We are flying blind about the actual scale of long Covid in this country.

Most people with Covid-19 recover within four weeks, but 5% of those infected still have symptoms three months later. The WHO describes long covid as symptoms which last at least two months past infection and which cannot be explained by any other diagnosis.

Common symptoms of long Covid include fatigue, shortness of breath, cognitive dysfunction and “others which generally have an impact on everyday functioning”.

You can read Melissa’s full article here:

Related: ‘Flying blind’: Australia faces 10,000 long Covid cases by the end of the year

 

21 Jan 2022 21:14

Good morning,

Australia is scrapping the requirement for international arrivals to show a negative PCR test and will accept a rapid antigen result instead.

Current regulations require overseas travellers to return a negative PCR test taken up to three days before their flight, but from 1am on Sunday arrivals can instead provide a negative RAT from within 24 hours of boarding.

The time a person is banned from entering the country after testing positive to Covid-19 has also been cut in half, from 14 days to seven, bringing it in line with domestic isolation requirements.
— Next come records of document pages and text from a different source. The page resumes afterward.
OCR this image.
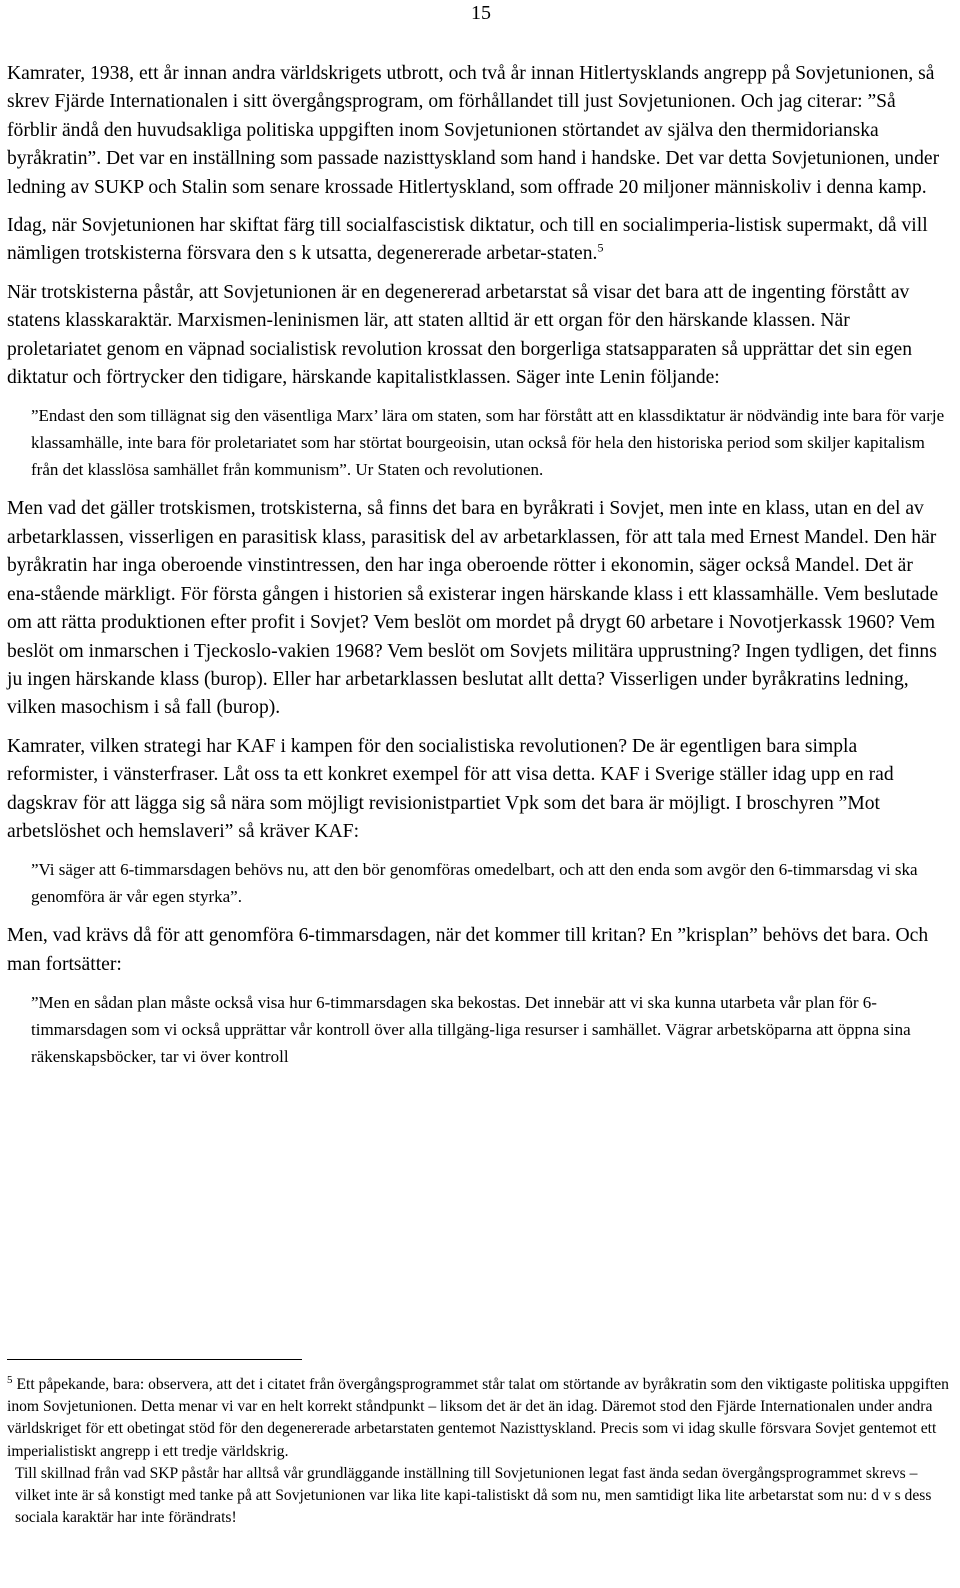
15

Kamrater, 1938, ett år innan andra världskrigets utbrott, och två år innan Hitlertysklands angrepp på Sovjetunionen, så skrev Fjärde Internationalen i sitt övergångsprogram, om förhållandet till just Sovjetunionen. Och jag citerar: ”Så förblir ändå den huvudsakliga politiska uppgiften inom Sovjetunionen störtandet av själva den thermidorianska byråkratin”. Det var en inställning som passade nazisttyskland som hand i handske. Det var detta Sovjetunionen, under ledning av SUKP och Stalin som senare krossade Hitlertyskland, som offrade 20 miljoner människoliv i denna kamp.

Idag, när Sovjetunionen har skiftat färg till socialfascistisk diktatur, och till en socialimperia-listisk supermakt, då vill nämligen trotskisterna försvara den s k utsatta, degenererade arbetar-staten.$^5$

När trotskisterna påstår, att Sovjetunionen är en degenererad arbetarstat så visar det bara att de ingenting förstått av statens klasskaraktär. Marxismen-leninismen lär, att staten alltid är ett organ för den härskande klassen. När proletariatet genom en väpnad socialistisk revolution krossat den borgerliga statsapparaten så upprättar det sin egen diktatur och förtrycker den tidigare, härskande kapitalistklassen. Säger inte Lenin följande:

”Endast den som tillägnat sig den väsentliga Marx’ lära om staten, som har förstått att en klassdiktatur är nödvändig inte bara för varje klassamhälle, inte bara för proletariatet som har störtat bourgeoisin, utan också för hela den historiska period som skiljer kapitalism från det klasslösa samhället från kommunism”. Ur Staten och revolutionen.

Men vad det gäller trotskismen, trotskisterna, så finns det bara en byråkrati i Sovjet, men inte en klass, utan en del av arbetarklassen, visserligen en parasitisk klass, parasitisk del av arbetarklassen, för att tala med Ernest Mandel. Den här byråkratin har inga oberoende vinstintressen, den har inga oberoende rötter i ekonomin, säger också Mandel. Det är ena-stående märkligt. För första gången i historien så existerar ingen härskande klass i ett klassamhälle. Vem beslutade om att rätta produktionen efter profit i Sovjet? Vem beslöt om mordet på drygt 60 arbetare i Novotjerkassk 1960? Vem beslöt om inmarschen i Tjeckoslo-vakien 1968? Vem beslöt om Sovjets militära upprustning? Ingen tydligen, det finns ju ingen härskande klass (burop). Eller har arbetarklassen beslutat allt detta? Visserligen under byråkratins ledning, vilken masochism i så fall (burop).

Kamrater, vilken strategi har KAF i kampen för den socialistiska revolutionen? De är egentligen bara simpla reformister, i vänsterfraser. Låt oss ta ett konkret exempel för att visa detta. KAF i Sverige ställer idag upp en rad dagskrav för att lägga sig så nära som möjligt revisionistpartiet Vpk som det bara är möjligt. I broschyren ”Mot arbetslöshet och hemslaveri” så kräver KAF:

”Vi säger att 6-timmarsdagen behövs nu, att den bör genomföras omedelbart, och att den enda som avgör den 6-timmarsdag vi ska genomföra är vår egen styrka”.

Men, vad krävs då för att genomföra 6-timmarsdagen, när det kommer till kritan? En ”krisplan” behövs det bara. Och man fortsätter:

”Men en sådan plan måste också visa hur 6-timmarsdagen ska bekostas. Det innebär att vi ska kunna utarbeta vår plan för 6-timmarsdagen som vi också upprättar vår kontroll över alla tillgäng-liga resurser i samhället. Vägrar arbetsköparna att öppna sina räkenskapsböcker, tar vi över kontroll

$^5$ Ett påpekande, bara: observera, att det i citatet från övergångsprogrammet står talat om störtande av byråkratin som den viktigaste politiska uppgiften inom Sovjetunionen. Detta menar vi var en helt korrekt ståndpunkt – liksom det är det än idag. Däremot stod den Fjärde Internationalen under andra världskriget för ett obetingat stöd för den degenererade arbetarstaten gentemot Nazisttyskland. Precis som vi idag skulle försvara Sovjet gentemot ett imperialistiskt angrepp i ett tredje världskrig.

Till skillnad från vad SKP påstår har alltså vår grundläggande inställning till Sovjetunionen legat fast ända sedan övergångsprogrammet skrevs – vilket inte är så konstigt med tanke på att Sovjetunionen var lika lite kapi-talistiskt då som nu, men samtidigt lika lite arbetarstat som nu: d v s dess sociala karaktär har inte förändrats!
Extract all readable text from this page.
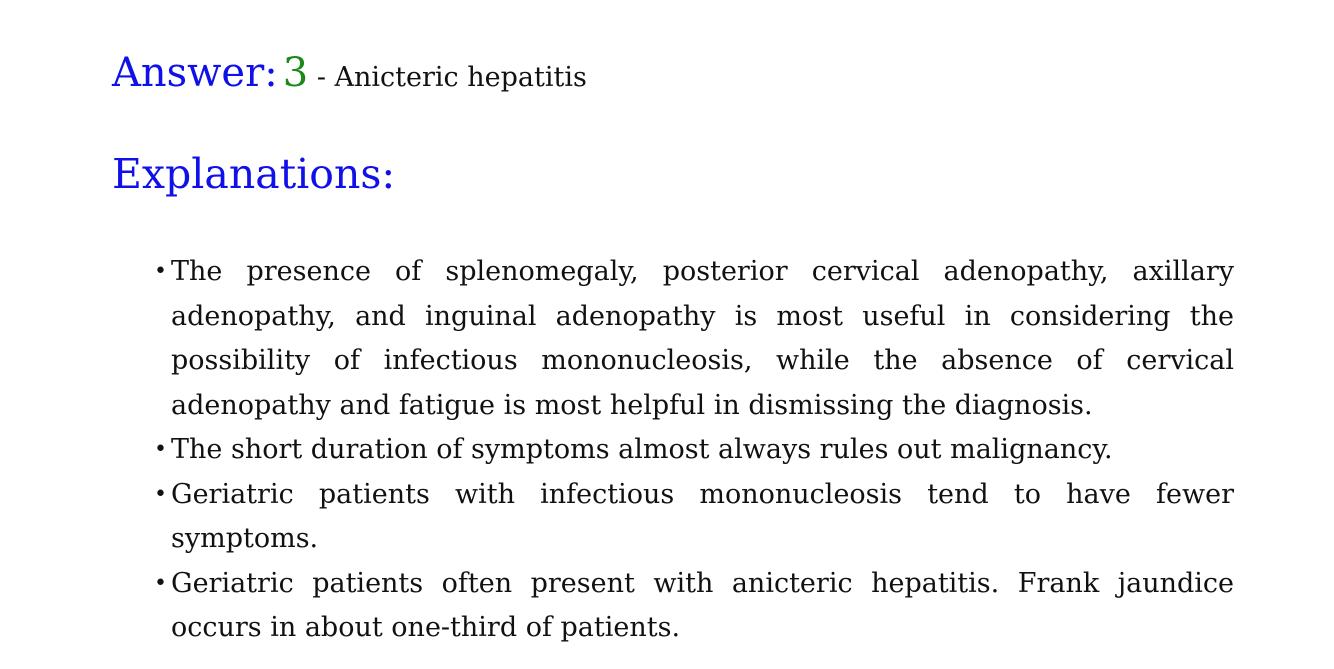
Answer: 3 - Anicteric hepatitis
Explanations:
• The presence of splenomegaly, posterior cervical adenopathy, axillary adenopathy, and inguinal adenopathy is most useful in considering the possibility of infectious mononucleosis, while the absence of cervical adenopathy and fatigue is most helpful in dismissing the diagnosis.
• The short duration of symptoms almost always rules out malignancy.
• Geriatric patients with infectious mononucleosis tend to have fewer symptoms.
• Geriatric patients often present with anicteric hepatitis. Frank jaundice occurs in about one-third of patients.
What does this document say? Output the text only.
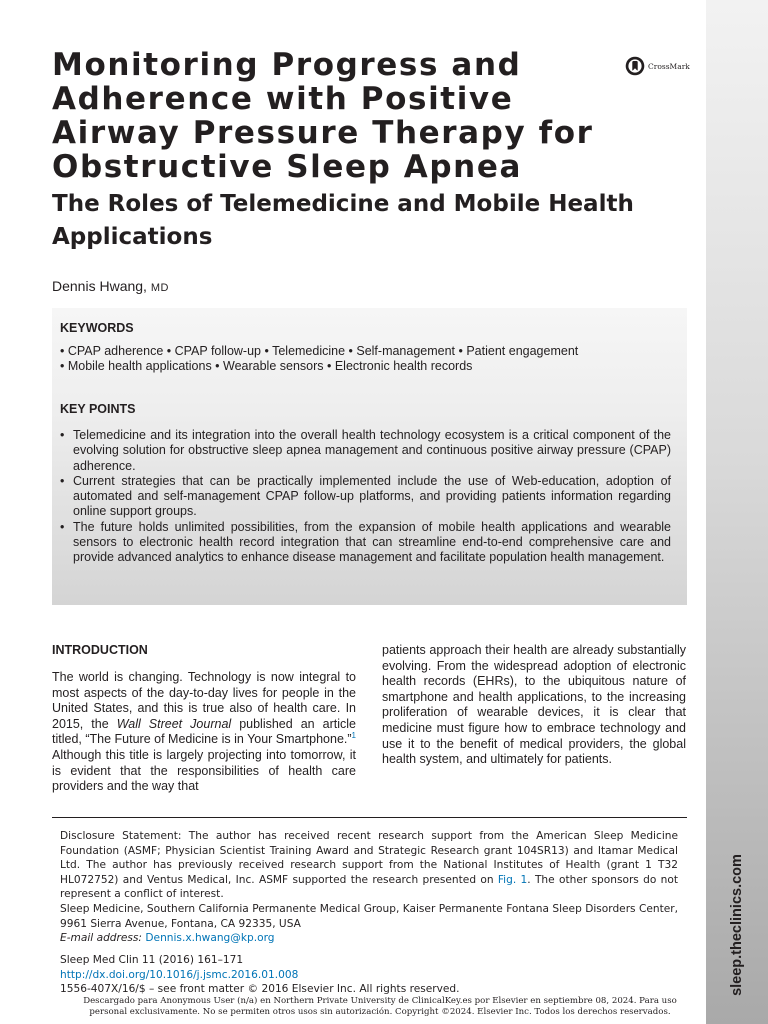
sleep.theclinics.com
Monitoring Progress and Adherence with Positive Airway Pressure Therapy for Obstructive Sleep Apnea
The Roles of Telemedicine and Mobile Health Applications
CrossMark
Dennis Hwang, MD
KEYWORDS
• CPAP adherence • CPAP follow-up • Telemedicine • Self-management • Patient engagement
• Mobile health applications • Wearable sensors • Electronic health records
KEY POINTS
• Telemedicine and its integration into the overall health technology ecosystem is a critical component of the evolving solution for obstructive sleep apnea management and continuous positive airway pressure (CPAP) adherence.
• Current strategies that can be practically implemented include the use of Web-education, adoption of automated and self-management CPAP follow-up platforms, and providing patients information regarding online support groups.
• The future holds unlimited possibilities, from the expansion of mobile health applications and wearable sensors to electronic health record integration that can streamline end-to-end comprehensive care and provide advanced analytics to enhance disease management and facilitate population health management.
INTRODUCTION

The world is changing. Technology is now integral to most aspects of the day-to-day lives for people in the United States, and this is true also of health care. In 2015, the Wall Street Journal published an article titled, “The Future of Medicine is in Your Smartphone.”$^1$ Although this title is largely projecting into tomorrow, it is evident that the responsibilities of health care providers and the way that

patients approach their health are already substantially evolving. From the widespread adoption of electronic health records (EHRs), to the ubiquitous nature of smartphone and health applications, to the increasing proliferation of wearable devices, it is clear that medicine must figure how to embrace technology and use it to the benefit of medical providers, the global health system, and ultimately for patients.

Disclosure Statement: The author has received recent research support from the American Sleep Medicine Foundation (ASMF; Physician Scientist Training Award and Strategic Research grant 104SR13) and Itamar Medical Ltd. The author has previously received research support from the National Institutes of Health (grant 1 T32 HL072752) and Ventus Medical, Inc. ASMF supported the research presented on Fig. 1. The other sponsors do not represent a conflict of interest.

Sleep Medicine, Southern California Permanente Medical Group, Kaiser Permanente Fontana Sleep Disorders Center, 9961 Sierra Avenue, Fontana, CA 92335, USA

E-mail address: Dennis.x.hwang@kp.org

Sleep Med Clin 11 (2016) 161–171
http://dx.doi.org/10.1016/j.jsmc.2016.01.008
1556-407X/16/$ – see front matter © 2016 Elsevier Inc. All rights reserved.
Descargado para Anonymous User (n/a) en Northern Private University de ClinicalKey.es por Elsevier en septiembre 08, 2024. Para uso
personal exclusivamente. No se permiten otros usos sin autorización. Copyright ©2024. Elsevier Inc. Todos los derechos reservados.
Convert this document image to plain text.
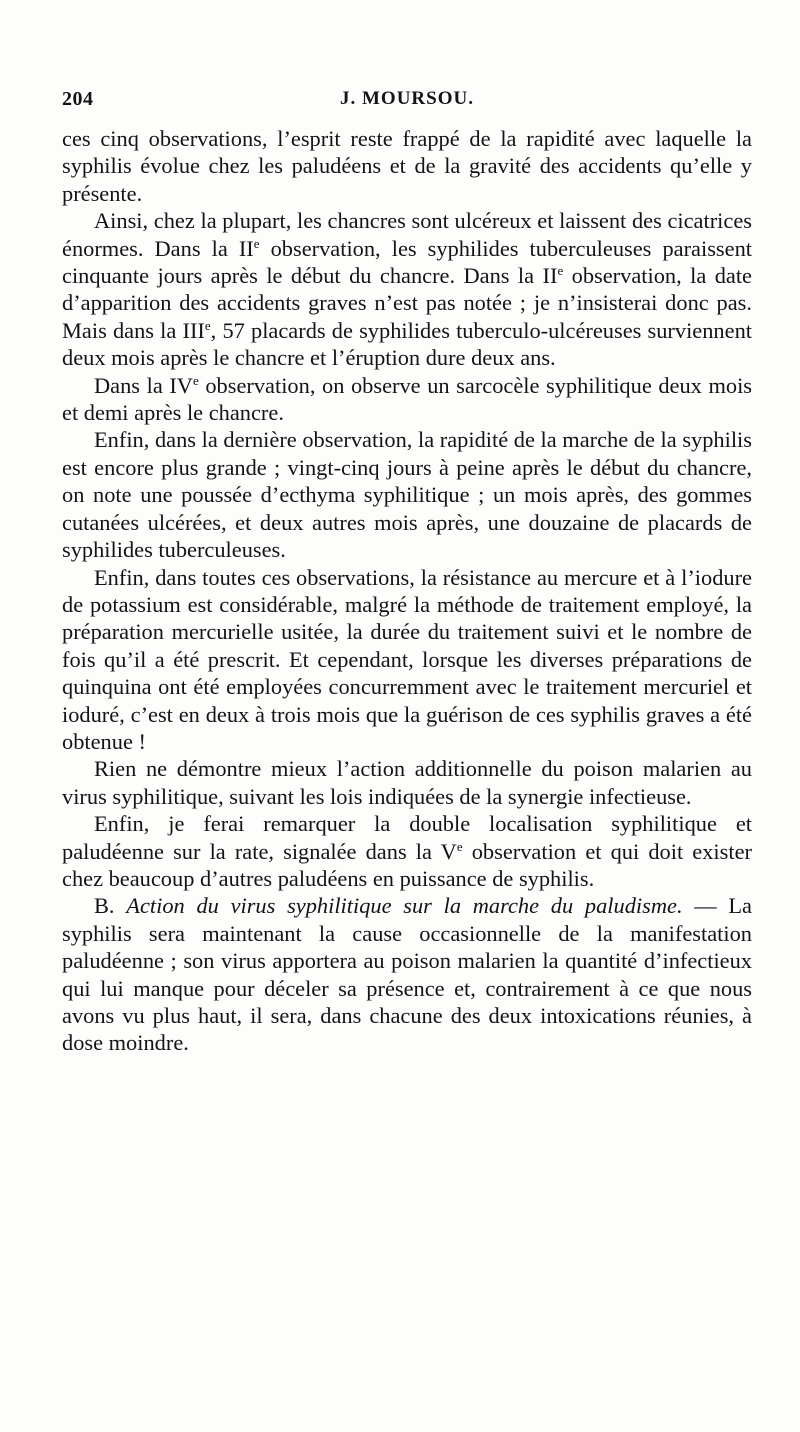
204	J. MOURSOU.

ces cinq observations, l’esprit reste frappé de la rapidité avec laquelle la syphilis évolue chez les paludéens et de la gravité des accidents qu’elle y présente.

Ainsi, chez la plupart, les chancres sont ulcéreux et laissent des cicatrices énormes. Dans la IIe observation, les syphilides tuberculeuses paraissent cinquante jours après le début du chancre. Dans la IIe observation, la date d’apparition des accidents graves n’est pas notée ; je n’insisterai donc pas. Mais dans la IIIe, 57 placards de syphilides tuberculo-ulcéreuses surviennent deux mois après le chancre et l’éruption dure deux ans.

Dans la IVe observation, on observe un sarcocèle syphilitique deux mois et demi après le chancre.

Enfin, dans la dernière observation, la rapidité de la marche de la syphilis est encore plus grande ; vingt-cinq jours à peine après le début du chancre, on note une poussée d’ecthyma syphilitique ; un mois après, des gommes cutanées ulcérées, et deux autres mois après, une douzaine de placards de syphilides tuberculeuses.

Enfin, dans toutes ces observations, la résistance au mercure et à l’iodure de potassium est considérable, malgré la méthode de traitement employé, la préparation mercurielle usitée, la durée du traitement suivi et le nombre de fois qu’il a été prescrit. Et cependant, lorsque les diverses préparations de quinquina ont été employées concurremment avec le traitement mercuriel et ioduré, c’est en deux à trois mois que la guérison de ces syphilis graves a été obtenue !

Rien ne démontre mieux l’action additionnelle du poison malarien au virus syphilitique, suivant les lois indiquées de la synergie infectieuse.

Enfin, je ferai remarquer la double localisation syphilitique et paludéenne sur la rate, signalée dans la Ve observation et qui doit exister chez beaucoup d’autres paludéens en puissance de syphilis.

B. Action du virus syphilitique sur la marche du paludisme. — La syphilis sera maintenant la cause occasionnelle de la manifestation paludéenne ; son virus apportera au poison malarien la quantité d’infectieux qui lui manque pour déceler sa présence et, contrairement à ce que nous avons vu plus haut, il sera, dans chacune des deux intoxications réunies, à dose moindre.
But quarantine requirements upon entry remain subject to state and territory restrictions.

On Thursday Western Australia announced that its border would stay closed after the premier, Mark McGowan, went back on his promise to reopen the border on 5 February.

More than 20,000 people were scheduled to fly to Perth on Qantas and Jetstar flights alone in the first week the West Australian borders were set to reopen. Qantas CEO Alan Joyce said the situation was “deeply concerning”.

[West Australians] would be asking, ‘If not now, when?’” treasurer Josh Frydenberg told the Seven Network on Friday, while the president of the Australian Medical Association, Dr Omar Khorshid, and the Business Council of Australia also criticised the delay.

Friday was Australia’s deadliest day of the pandemic so far, with 88 virus-related fatalities reported across the country.

More than half of the deaths announced on Friday were recorded in NSW, which had 46 fatalities, a one-day record in the state.

Yesterday Queensland reduced its booster interval from four to three months, following NSW, Victoria, ACT and South Australia, while health experts warned that delaying elective surgeries in Victoria will see blown-out waiting lists spiral into a “massive healthcare crisis”.

Today the ABC will also be broadcasting Triple J’s Hottest 100. Who will win? Justin Bieber and Kid Laroi? Olivia Rodrigo? Billie Eilish? The Wiggles’ cover of Tame Impala’s Elephant?